Je laisse le soin au lecteur, à partir des différentes facettes de cet homme si singulier car pluriel, de se faire sa propre opinion.
Comme une charade: Et mon tout est un Président.
Anne Lauvergeon
Também tenho o meu quê de viciado na V República.
Ando a reler, ainda que de forma mais intermitente do que deveria pois nos inúmeros intervalos do meu “pipeline”, o livro de 1968 de Jacques Soustelle “Vingt-huit ans de gaullisme”, na edição de bolso da “J’ai lu” com um posfácio de 1971.
Jacques Soustelle teve o percurso que teve, entre o apoio incondicional a De Gaulle e a oposição não menos incondicional que acabou por lhe fazer, mas a sua visão e o seu pensamento são importantes para perceber esses tempos desde 1940 (quando se juntaram em Londres) e que desembocaram na V República por alturas de Maio de 1958.
Personagem mais que controverso? Decerto.
Tenho assim um número muito razoável de livros de bolso (já explico) sobre o tema e tenho-os naquele formato e naquele número porque aqui há uns 20 anos entrei num alfarrabista e estavam lá pilhas deles a 1€ e 2€ e claro que não ficou lá nenhum.
Como ainda hoje penso sempre que me confronto com estas oportunidades, morreu um rapaz da minha idade e os filhos e os netos pediram a alguém que lá fosse buscar aquilo tudo, que eles ofereciam.
Para além de doses maciças de informação e quase nenhuma “palha”, este tipo de livros de autores franceses está sempre “estupidamente” bem escrito e, com raras excepções, o prazer de ler soma-se ao prazer de aprender.
Caro Manuel Campos.
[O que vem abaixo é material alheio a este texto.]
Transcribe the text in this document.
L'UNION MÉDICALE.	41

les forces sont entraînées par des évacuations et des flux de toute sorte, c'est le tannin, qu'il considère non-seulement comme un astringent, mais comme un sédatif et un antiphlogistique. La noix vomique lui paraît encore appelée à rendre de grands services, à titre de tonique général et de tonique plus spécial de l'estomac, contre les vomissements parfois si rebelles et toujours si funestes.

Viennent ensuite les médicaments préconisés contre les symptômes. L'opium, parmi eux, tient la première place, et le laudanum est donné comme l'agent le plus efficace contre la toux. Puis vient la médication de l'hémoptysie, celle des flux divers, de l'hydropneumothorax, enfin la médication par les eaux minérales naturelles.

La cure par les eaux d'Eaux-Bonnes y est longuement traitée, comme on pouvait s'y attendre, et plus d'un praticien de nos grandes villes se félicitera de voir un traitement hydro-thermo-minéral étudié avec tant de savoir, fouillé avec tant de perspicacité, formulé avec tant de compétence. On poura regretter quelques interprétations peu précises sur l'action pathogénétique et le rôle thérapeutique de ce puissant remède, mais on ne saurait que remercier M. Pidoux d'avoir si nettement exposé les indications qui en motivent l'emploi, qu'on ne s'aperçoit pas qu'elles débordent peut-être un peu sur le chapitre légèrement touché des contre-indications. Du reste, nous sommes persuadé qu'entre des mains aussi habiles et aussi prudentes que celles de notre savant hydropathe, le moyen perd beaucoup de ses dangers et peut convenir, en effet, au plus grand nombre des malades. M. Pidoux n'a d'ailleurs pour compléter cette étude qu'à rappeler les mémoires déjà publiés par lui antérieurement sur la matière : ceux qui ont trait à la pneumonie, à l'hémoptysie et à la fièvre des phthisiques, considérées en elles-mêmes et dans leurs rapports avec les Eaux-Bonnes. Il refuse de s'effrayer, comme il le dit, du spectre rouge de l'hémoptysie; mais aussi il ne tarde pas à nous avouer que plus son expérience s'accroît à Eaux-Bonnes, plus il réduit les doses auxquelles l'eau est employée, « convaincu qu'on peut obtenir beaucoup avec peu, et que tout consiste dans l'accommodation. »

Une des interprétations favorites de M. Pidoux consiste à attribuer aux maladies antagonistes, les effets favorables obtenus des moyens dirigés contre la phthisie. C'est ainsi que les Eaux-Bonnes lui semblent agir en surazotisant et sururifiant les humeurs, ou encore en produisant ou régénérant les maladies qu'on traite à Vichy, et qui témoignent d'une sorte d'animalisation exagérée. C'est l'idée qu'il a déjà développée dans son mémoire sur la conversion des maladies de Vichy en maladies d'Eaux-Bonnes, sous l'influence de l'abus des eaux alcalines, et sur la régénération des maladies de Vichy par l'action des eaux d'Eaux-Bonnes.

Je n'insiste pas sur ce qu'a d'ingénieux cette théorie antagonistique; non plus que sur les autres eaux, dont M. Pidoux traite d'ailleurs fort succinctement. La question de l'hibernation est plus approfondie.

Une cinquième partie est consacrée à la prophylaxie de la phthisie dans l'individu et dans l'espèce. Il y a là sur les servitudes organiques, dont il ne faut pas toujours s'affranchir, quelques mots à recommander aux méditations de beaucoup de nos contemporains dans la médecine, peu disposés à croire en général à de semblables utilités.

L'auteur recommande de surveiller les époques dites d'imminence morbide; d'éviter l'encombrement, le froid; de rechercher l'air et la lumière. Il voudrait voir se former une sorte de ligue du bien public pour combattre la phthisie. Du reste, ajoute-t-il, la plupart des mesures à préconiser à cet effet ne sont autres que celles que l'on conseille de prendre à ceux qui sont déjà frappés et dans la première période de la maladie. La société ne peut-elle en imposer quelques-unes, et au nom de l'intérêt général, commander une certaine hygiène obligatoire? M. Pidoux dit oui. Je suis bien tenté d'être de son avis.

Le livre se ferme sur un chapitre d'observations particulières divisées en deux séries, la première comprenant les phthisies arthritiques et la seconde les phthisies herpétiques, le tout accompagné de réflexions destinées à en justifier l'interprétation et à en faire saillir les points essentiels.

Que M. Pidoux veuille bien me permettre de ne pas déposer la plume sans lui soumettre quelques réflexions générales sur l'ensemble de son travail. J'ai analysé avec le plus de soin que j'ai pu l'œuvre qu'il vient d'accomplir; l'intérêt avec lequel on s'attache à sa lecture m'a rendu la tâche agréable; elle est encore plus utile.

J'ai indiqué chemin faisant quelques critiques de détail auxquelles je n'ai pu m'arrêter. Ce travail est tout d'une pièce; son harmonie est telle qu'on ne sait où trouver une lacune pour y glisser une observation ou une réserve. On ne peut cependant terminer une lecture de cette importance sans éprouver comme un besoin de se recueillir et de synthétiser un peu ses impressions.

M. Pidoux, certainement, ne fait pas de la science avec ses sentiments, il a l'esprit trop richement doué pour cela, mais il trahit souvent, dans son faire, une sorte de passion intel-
Tenho esse livro de Soustelle, na edição da "J'ai Lu!". Soustelle chegou a viver exilado em Portugal, depois do dissídio com De Gaulle. Vidas! Extraordinárias vidas!
Caro Embaixador Seixas da Costa
Temos assim a mesma edição.
Extraordinárias vidas, como muito bem diz.
Adaptando algo que transcrevi atrás de Anne Lauvergeon:
“Il est revenu de tout ayant allé partout”.